Today marks the one year anniversary of one of the greatest financial events in recent history, the monumental collapse of Lehman Brothers. As the aftershock of Credit Default Swaps and Collateralized Debt Obligations nearly brought our economy to the precipice of another Great Depression, the Spine Blogger thought a postmortem on the past year would benefit our industry. How do we benefit from this procedure?
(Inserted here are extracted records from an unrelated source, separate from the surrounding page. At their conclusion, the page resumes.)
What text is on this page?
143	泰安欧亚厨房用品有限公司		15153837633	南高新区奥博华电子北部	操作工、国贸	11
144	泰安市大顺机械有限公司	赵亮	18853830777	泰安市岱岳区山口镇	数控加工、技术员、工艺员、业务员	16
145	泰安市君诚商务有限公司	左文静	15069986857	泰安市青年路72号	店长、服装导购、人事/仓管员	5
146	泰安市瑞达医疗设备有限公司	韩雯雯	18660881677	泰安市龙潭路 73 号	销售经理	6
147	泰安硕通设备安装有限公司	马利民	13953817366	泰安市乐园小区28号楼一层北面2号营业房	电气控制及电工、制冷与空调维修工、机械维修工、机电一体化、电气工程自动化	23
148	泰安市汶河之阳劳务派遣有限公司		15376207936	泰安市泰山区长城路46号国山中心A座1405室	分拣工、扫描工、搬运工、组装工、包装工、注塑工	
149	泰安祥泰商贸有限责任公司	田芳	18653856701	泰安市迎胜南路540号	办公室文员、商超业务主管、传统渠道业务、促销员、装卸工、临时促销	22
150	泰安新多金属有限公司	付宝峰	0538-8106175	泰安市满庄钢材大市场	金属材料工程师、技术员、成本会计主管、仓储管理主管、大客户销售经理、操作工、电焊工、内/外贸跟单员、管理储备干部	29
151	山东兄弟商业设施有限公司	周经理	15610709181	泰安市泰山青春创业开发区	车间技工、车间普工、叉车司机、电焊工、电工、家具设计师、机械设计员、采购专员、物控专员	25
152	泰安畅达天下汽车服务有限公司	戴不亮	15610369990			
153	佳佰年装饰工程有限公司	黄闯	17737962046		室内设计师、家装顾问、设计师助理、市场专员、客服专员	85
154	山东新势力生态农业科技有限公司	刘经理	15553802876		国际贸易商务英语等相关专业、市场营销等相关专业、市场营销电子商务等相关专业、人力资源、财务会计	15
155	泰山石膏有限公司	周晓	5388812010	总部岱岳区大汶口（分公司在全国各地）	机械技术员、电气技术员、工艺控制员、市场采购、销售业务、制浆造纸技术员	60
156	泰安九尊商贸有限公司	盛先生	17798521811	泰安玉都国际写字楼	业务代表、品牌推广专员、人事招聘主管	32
Within a one year period, the industry eulogized five companies ( IST, Inion, Vertebron, Pegasus, and Archus). Archus and IST combined, raised over $140 million in investment capital. Where did that money go? Vertebron, Pegasus and Inion were on a course for failure regardless of the economy because of greed, stupidity, and the quality of management teams. The death of these companies is attributed to their short-term vision without considering long-term viability, a characteristic bred by Wall Street. Investors became reckless, because they believed that at any given moment the Spine Cartel would swoop in and buy anyone of these start-up/early-growth stage companies. Acquisitions of Charite, ProDisc, and Spine Core created entrepreneurial fever. Anyone with a new idea started to believe that they would become rich overnight. But even though these technologies were suppose to establish a new paradigm in the treatment of degenerative disc disease, it really hasn't panned out to be the windfall that the analysts believed it would be. What does that say about the analysts? Everyone believed that their companies were worth 5X the revenue. Today, many early-growth stage companies are finding out that a valuation is only a formal assessment of what their company is potentially worth. But without a foundation and continuity, your company is only worth what someone is willing to pay for it.
Based on the declining or flat revenues of the so-called "Others" there will be more collateral damage. Up until a few years ago, it was accepted that any company that grew 18%-20% was having a great year. Today, the "wonder kid" analysts talk about 8%-10%.

No one wants to build a company anymore. Everyone wants to be Tony Viscogliosi. As adept as Tony is, he is experiencing difficulties in developing his own portfolio of companies based on the amount of capital that he has "burned" through and the tremendous human attrition rate that exists in his organizations. The art of raising money is quite different than the art of managing people! Can some of these so called "OTHER" companies withstand a category 5 hurricane? In all likelihood, no! Investors are no longer willing to pump more capital into "me-too" products, especially hardware, when the majority of their revenues are being generated by investing surgeons. Who are these companies? Allez-Spine, Choice Spine, Custom Spine, X-Spine, U.S. Spine, and the list goes on! If you were going to invest into any of these entities would you be willing to roll the dice on an organization that generates 70%-99% of their revenues from investing surgeons? Then look at the organization at these companies and you begin to see why some of them are doomed for failure.

So as we reflect upon the past year, let's take a moment of silence for the many hard working people that lost their jobs, and the many investors that lost their money, all because the people running these companies were foot loose and fancy free when it came to managing their money and business. The Spine Blogger wants to know what its readers think?

1 comment:

  1. As a matter of clarification, zero percent of X-spine's revenues come from investors of any sort. If you have any questions about this, please email us at info@x-spine.com

    By the way, we enjoy your blog a lot - keep up the good work!